The graph also shows the average size of ships remaining on order, split by contract date, as well as the average size of ship contracted in that year for comparison. The current orderbook of ships contracted post-2009 numbers 327 of an average 7,160 TEU, a similar size to that of vessels contracted during the same years. However, the average size of vessels contracted in 07/08 which are still on order is 7,137 TEU. This is a marked increase from the average size of all boxships ordered in 07/08 (5,741 TEU).
Cancel Small, Slip Big
One reason for this difference is cancelations. Of the 768 ships ordered in 07/08, 366 ships of an average 5,341 TEU have been delivered. Of the remaining 401 vessels, 31% (123 ships of 470,000 TEU) have been cancelled, while the remainder is still on order. While this is clearly significant, it is more so if you consider how biased this is towards smaller ships. 81% of these cancelled vessels had a capacity less than 5,000 TEU. As such, 21% of all sub-5,000 TEU contracts in 07/08 have been cancelled compared to just 8% of all 5,000+ TEU contracts.

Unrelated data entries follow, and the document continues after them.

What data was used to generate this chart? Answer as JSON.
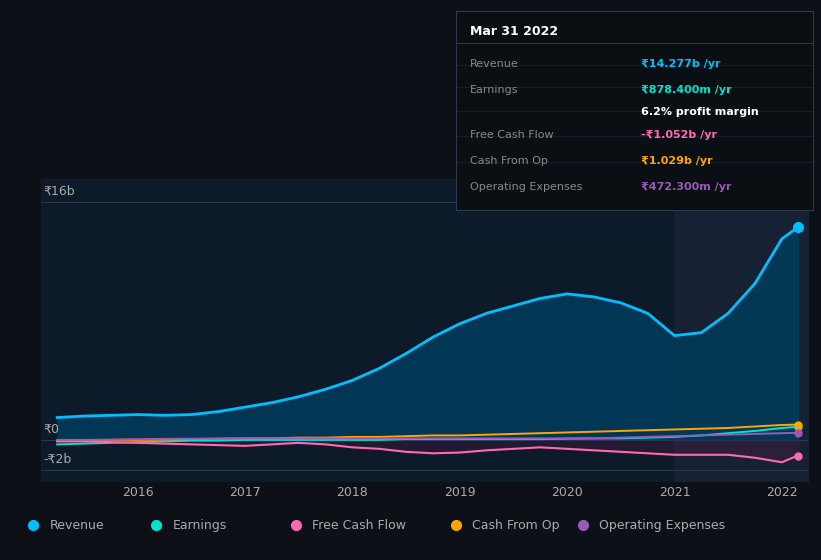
{
  "bg_color": "#0d1117",
  "chart_bg": "#0d1a2a",
  "text_color": "#aaaaaa",
  "years": [
    2015.25,
    2015.5,
    2015.75,
    2016.0,
    2016.25,
    2016.5,
    2016.75,
    2017.0,
    2017.25,
    2017.5,
    2017.75,
    2018.0,
    2018.25,
    2018.5,
    2018.75,
    2019.0,
    2019.25,
    2019.5,
    2019.75,
    2020.0,
    2020.25,
    2020.5,
    2020.75,
    2021.0,
    2021.25,
    2021.5,
    2021.75,
    2022.0,
    2022.15
  ],
  "revenue": [
    1.5,
    1.6,
    1.65,
    1.7,
    1.65,
    1.7,
    1.9,
    2.2,
    2.5,
    2.9,
    3.4,
    4.0,
    4.8,
    5.8,
    6.9,
    7.8,
    8.5,
    9.0,
    9.5,
    9.8,
    9.6,
    9.2,
    8.5,
    7.0,
    7.2,
    8.5,
    10.5,
    13.5,
    14.277
  ],
  "earnings": [
    -0.3,
    -0.25,
    -0.2,
    -0.15,
    -0.1,
    -0.05,
    -0.05,
    0.0,
    0.0,
    0.0,
    0.0,
    0.0,
    0.0,
    0.05,
    0.05,
    0.05,
    0.05,
    0.05,
    0.05,
    0.08,
    0.1,
    0.1,
    0.15,
    0.2,
    0.3,
    0.45,
    0.6,
    0.8,
    0.878
  ],
  "free_cash_flow": [
    -0.1,
    -0.1,
    -0.15,
    -0.2,
    -0.25,
    -0.3,
    -0.35,
    -0.4,
    -0.3,
    -0.2,
    -0.3,
    -0.5,
    -0.6,
    -0.8,
    -0.9,
    -0.85,
    -0.7,
    -0.6,
    -0.5,
    -0.6,
    -0.7,
    -0.8,
    -0.9,
    -1.0,
    -1.0,
    -1.0,
    -1.2,
    -1.5,
    -1.052
  ],
  "cash_from_op": [
    -0.05,
    -0.02,
    0.0,
    0.0,
    0.02,
    0.05,
    0.08,
    0.1,
    0.1,
    0.15,
    0.15,
    0.2,
    0.2,
    0.25,
    0.3,
    0.3,
    0.35,
    0.4,
    0.45,
    0.5,
    0.55,
    0.6,
    0.65,
    0.7,
    0.75,
    0.8,
    0.9,
    1.0,
    1.029
  ],
  "operating_expenses": [
    0.0,
    0.0,
    0.02,
    0.05,
    0.07,
    0.08,
    0.09,
    0.1,
    0.1,
    0.1,
    0.1,
    0.1,
    0.1,
    0.1,
    0.1,
    0.1,
    0.1,
    0.1,
    0.1,
    0.1,
    0.1,
    0.15,
    0.2,
    0.25,
    0.3,
    0.35,
    0.4,
    0.45,
    0.4723
  ],
  "revenue_color": "#00bfff",
  "earnings_color": "#00e5cc",
  "free_cash_flow_color": "#ff69b4",
  "cash_from_op_color": "#ffa500",
  "operating_expenses_color": "#9b59b6",
  "highlight_x_start": 2021.0,
  "highlight_x_end": 2022.25,
  "ylabel_16b": "₹16b",
  "ylabel_0": "₹0",
  "ylabel_neg2b": "-₹2b",
  "x_ticks": [
    2016,
    2017,
    2018,
    2019,
    2020,
    2021,
    2022
  ],
  "ylim": [
    -2.8,
    17.5
  ],
  "xlim": [
    2015.1,
    2022.25
  ],
  "tooltip_title": "Mar 31 2022",
  "tooltip_rows": [
    {
      "label": "Revenue",
      "value": "₹14.277b /yr",
      "value_color": "#00bfff"
    },
    {
      "label": "Earnings",
      "value": "₹878.400m /yr",
      "value_color": "#00e5cc"
    },
    {
      "label": "",
      "value": "6.2% profit margin",
      "value_color": "#ffffff"
    },
    {
      "label": "Free Cash Flow",
      "value": "-₹1.052b /yr",
      "value_color": "#ff69b4"
    },
    {
      "label": "Cash From Op",
      "value": "₹1.029b /yr",
      "value_color": "#ffa500"
    },
    {
      "label": "Operating Expenses",
      "value": "₹472.300m /yr",
      "value_color": "#9b59b6"
    }
  ],
  "legend_items": [
    {
      "label": "Revenue",
      "color": "#00bfff"
    },
    {
      "label": "Earnings",
      "color": "#00e5cc"
    },
    {
      "label": "Free Cash Flow",
      "color": "#ff69b4"
    },
    {
      "label": "Cash From Op",
      "color": "#ffa500"
    },
    {
      "label": "Operating Expenses",
      "color": "#9b59b6"
    }
  ]
}
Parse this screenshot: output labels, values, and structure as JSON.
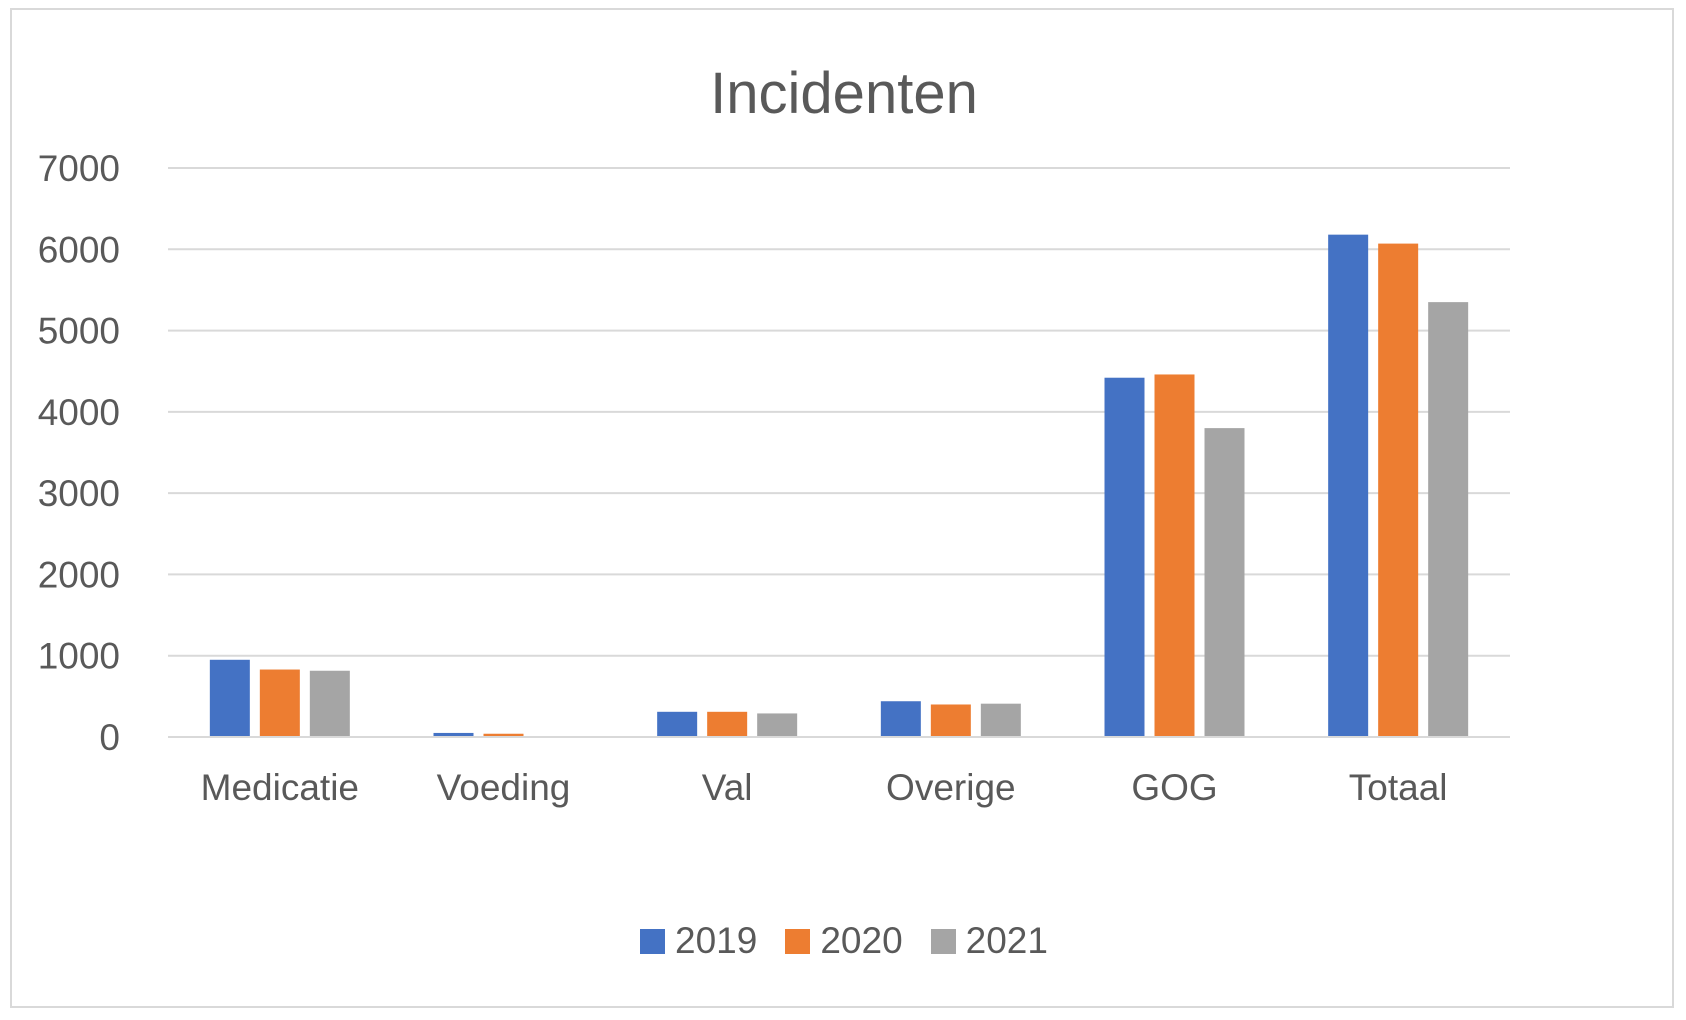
{
  "chart_data": {
    "type": "bar",
    "title": "Incidenten",
    "xlabel": "",
    "ylabel": "",
    "categories": [
      "Medicatie",
      "Voeding",
      "Val",
      "Overige",
      "GOG",
      "Totaal"
    ],
    "series": [
      {
        "name": "2019",
        "color": "#4472c4",
        "values": [
          950,
          50,
          310,
          440,
          4420,
          6180
        ]
      },
      {
        "name": "2020",
        "color": "#ed7d31",
        "values": [
          830,
          40,
          310,
          400,
          4460,
          6070
        ]
      },
      {
        "name": "2021",
        "color": "#a5a5a5",
        "values": [
          815,
          5,
          290,
          410,
          3800,
          5350
        ]
      }
    ],
    "ylim": [
      0,
      7000
    ],
    "yticks": [
      "0",
      "1000",
      "2000",
      "3000",
      "4000",
      "5000",
      "6000",
      "7000"
    ],
    "grid": true,
    "legend_position": "bottom"
  }
}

So a greater proportion of small ships ordered pre-2009 have tended to be cancelled compared to larger ships, which if not delivered, have tended to have ‘slipped’ delivery dates. This is hardly surprising in the current economic climate. Not only were vessel prices pre-downturn 20-30% higher than at the moment, small ship orders are more likely to have come from owners less able to secure finance in the current economy, while big ship orders are more likely to have been by operators who require larger ships to compete efficiently, and thus are more likely to want to keep scheduled delivery dates.
The Only Way is Up?
The average size of ships on order now (6,900 TEU) is larger than at any point in history, and is getting larger. The impact of this on the market, however, may be mixed. An orderbook of large ships is bad news for the currently oversupplied mainlane trades. However, the cancellation of small ship orders may eventually help to reduce supply pressure on non-mainlane trades which is being caused by cascading at the moment.